The Linpack Benchmark

As a yardstick of performance we are using the `best' performance as measured by the LINPACK Benchmark. LINPACK was chosen because it is widely used and performance numbers are available for almost all relevant systems.

The LINPACK Benchmark was introduced by Jack Dongarra. A detailed description and frequently asked questions can be found: http://www.netlib.org/utk/people/JackDongarra/faq-linpack.html

A parallel implementation of the Linpack benchmark and instructions on how to run it can be found at http://www.netlib.org/benchmark/hpl/.

The benchmark used in the LINPACK Benchmark is to solve a dense system of linear equations. For the TOP500, we used that version of the benchmark that allows the user to scale the size of the problem and to optimize the software in order to achieve the best performance for a given machine. This performance does not reflect theoverall performance of a given system, as no single number ever can. It does, however, reflect the performance of a dedicated system for solving a dense system of linear equations. Since the problem is very regular, the performance achieved is quite high, and the performance numbers give a good correction of peak performance.

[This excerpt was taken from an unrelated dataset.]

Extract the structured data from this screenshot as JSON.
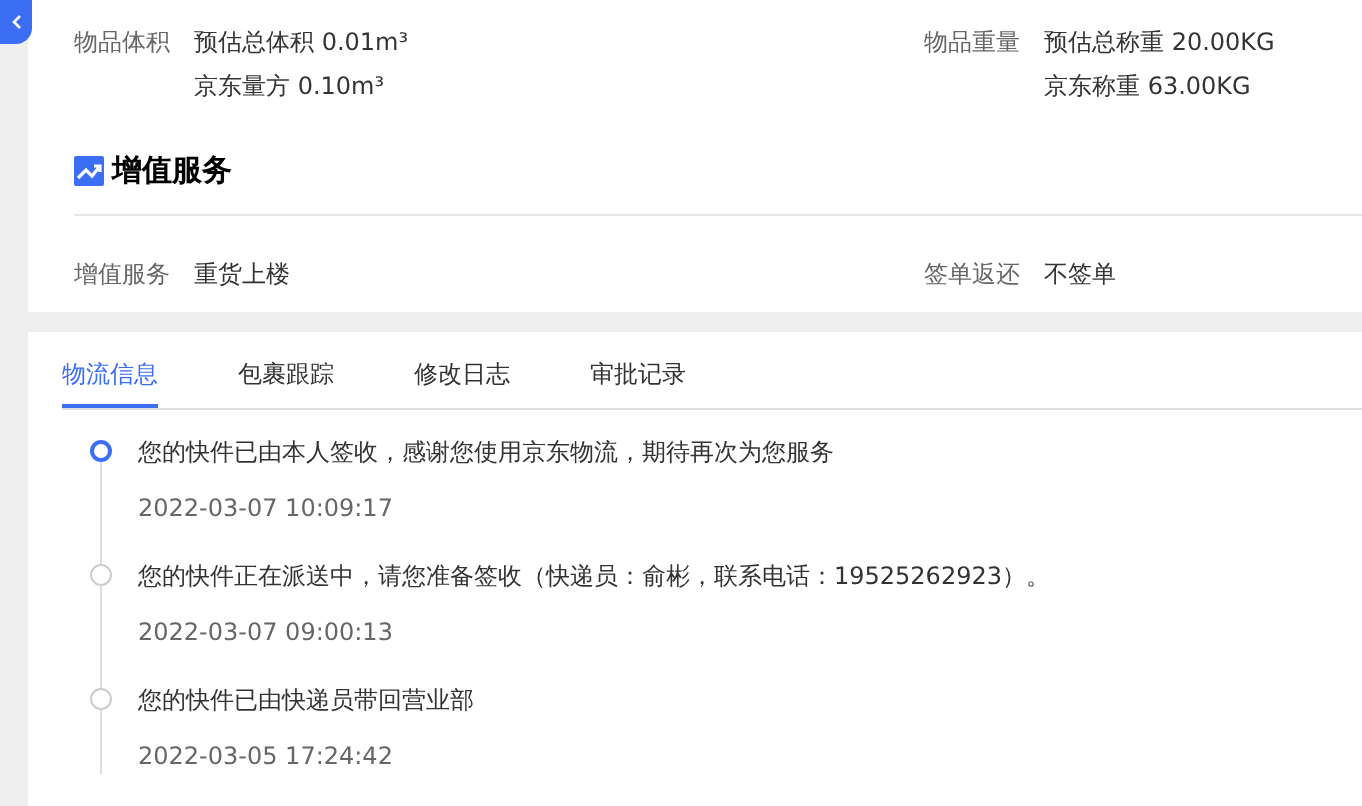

By measuring the actual performance for different problem sizes n, a user can get not only the maximal achieved performance Rmax for the problem size Nmax but also the problem size N1/2 where half of the performance Rmax is achieved. These numbers together with the theoretical peak performance Rpeak are the numbers given in the TOP500. In an attempt to obtain uniformity across all computers in performance reporting, the algorithm used in solving the system of equations in the benchmark procedure must conform to LU factorization with partial pivoting. In particular, the operation count for the algorithm must be 2/3 n^3 + O(n^2) double precision floating point operations. This excludes the use of a fast matrix multiply algorithm like "Strassen's Method" or algorithms which compute a solution in a precision lower than full precision (64 bit floating point arithmetic) and refine the solution using an iterative approach.